Le premier embarcadère de type « Vauxhall anglais », rationaliste et fonctionnel, a dû être rapidement transplanté à Lille en raison de son exiguïté, cédant la place à la gare actuelle. Chef-d’oeuvre de Jacques Ignace Hittorff, l’architecte préféré de l’empereur Napoléon III, la seconde gare est ornementée de vingt-trois monumentales statues, réalisées pour la moitié d’entre elles par les sculpteurs de l’Opéra de Paris dont la construction a débuté la même année, en 1861. Cependant l’histoire de la gare du Nord ne peut se résumer à sa monumentalité, au commerce ou à la finance. Elle s’inscrit dans le creuset d’une fresque urbaine et d’anthropologie sociale de ce quartier du Xe arrondissement de Paris, très industrieux au XIXe siècle. Elle nous transporte au-delà, en banlieue, lorsque dans le sillon de ses lignes ferroviaires des villages vont se transformer en villes. Elle nous conduit aussi sur les champs de courses de la Belle Époque, à Enghien et à Chantilly, ou plus tristement sur les « champs d’horreur » de la guerre de 14-18. La gare du Nord participe également à la mise en oeuvre de techniques novatrices, avec la mise en circulation de locomotives performantes et de grands trains comme la Flèche d’Or. C’est aussi un moment où les voyageurs de différentes classes sociales se croisent sur les quais dans la salle des pas perdus. L’ouvrier s’endimanche pour ressembler au bourgeois et à défaut de pouvoir se rendre sur les plages du Touquet et du Tréport, il se contentera d’un voyage en train pour rejoindre la forêt de Montmorency ou la plage fluviale de L’Isle-Adam. La gare du Nord fut la première gare des plages…
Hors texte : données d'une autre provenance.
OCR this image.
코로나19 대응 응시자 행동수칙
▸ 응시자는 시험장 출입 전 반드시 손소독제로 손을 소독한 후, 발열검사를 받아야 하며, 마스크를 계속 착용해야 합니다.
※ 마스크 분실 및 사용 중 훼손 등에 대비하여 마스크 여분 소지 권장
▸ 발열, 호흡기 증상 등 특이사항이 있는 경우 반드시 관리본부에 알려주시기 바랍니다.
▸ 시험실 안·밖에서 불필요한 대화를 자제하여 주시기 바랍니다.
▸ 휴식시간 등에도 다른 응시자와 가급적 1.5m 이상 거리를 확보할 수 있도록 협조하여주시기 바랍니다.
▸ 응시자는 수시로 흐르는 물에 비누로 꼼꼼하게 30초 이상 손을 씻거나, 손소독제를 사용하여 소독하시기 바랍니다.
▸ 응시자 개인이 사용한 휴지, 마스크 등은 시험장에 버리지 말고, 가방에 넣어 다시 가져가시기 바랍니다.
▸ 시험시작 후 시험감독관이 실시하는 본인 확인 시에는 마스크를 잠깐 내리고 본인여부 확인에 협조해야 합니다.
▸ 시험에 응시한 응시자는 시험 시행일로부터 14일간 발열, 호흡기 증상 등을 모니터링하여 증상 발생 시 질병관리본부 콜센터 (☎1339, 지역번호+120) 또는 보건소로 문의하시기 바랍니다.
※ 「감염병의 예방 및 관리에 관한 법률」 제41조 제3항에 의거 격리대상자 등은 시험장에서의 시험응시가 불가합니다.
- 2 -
On pourra trouver dans cet ouvrage de quoi susciter de l’intérêt pour le matériel ferroviaire, le fonctionnement des grands ateliers comme le Landy et le Bourget, les dépôts de locomotives (la Chapelle, la Plaine-Saint-Denis, Bobigny, Mitry…), histoires mêlées à la geste cheminote. Des prototypes surgissent de ces sanctuaires, « grandes roues » battant la campagne ou, moins nobles mais pittoresques, ceux qui sillonnent la banlieue parisienne et ses deux Ceintures. Entre les grèves et les mouvements sociaux, la Seconde Guerre mondiale plonge la population dans les heures sombres de l’Occupation. Ce sont les déportations massives organisées par les nazis depuis le camp de Drancy vers Auschwitz à partir des gares du Bourget puis de Bobigny. Ce sont des pages qui relatent aussi la Résistance et la Libération et le rôle particulier que les cheminots ont joué au cours de cette période cruciale. Avec le basculement dans l’après-guerre, s’ouvre une ère de désindustrialisation progressive de la petite couronne de Paris, qui se conjuguera avec la fin des « vapeurs ». L’électrification des grandes lignes du Nord et de la banlieue ouvre alors la voie à d’autres grands trains, à d’autres méthodes de travail. Au fil du temps, la gare du Nord n’a cessé de se transformer de l’intérieur – sans que les travaux n’empêchent jamais son exploitation.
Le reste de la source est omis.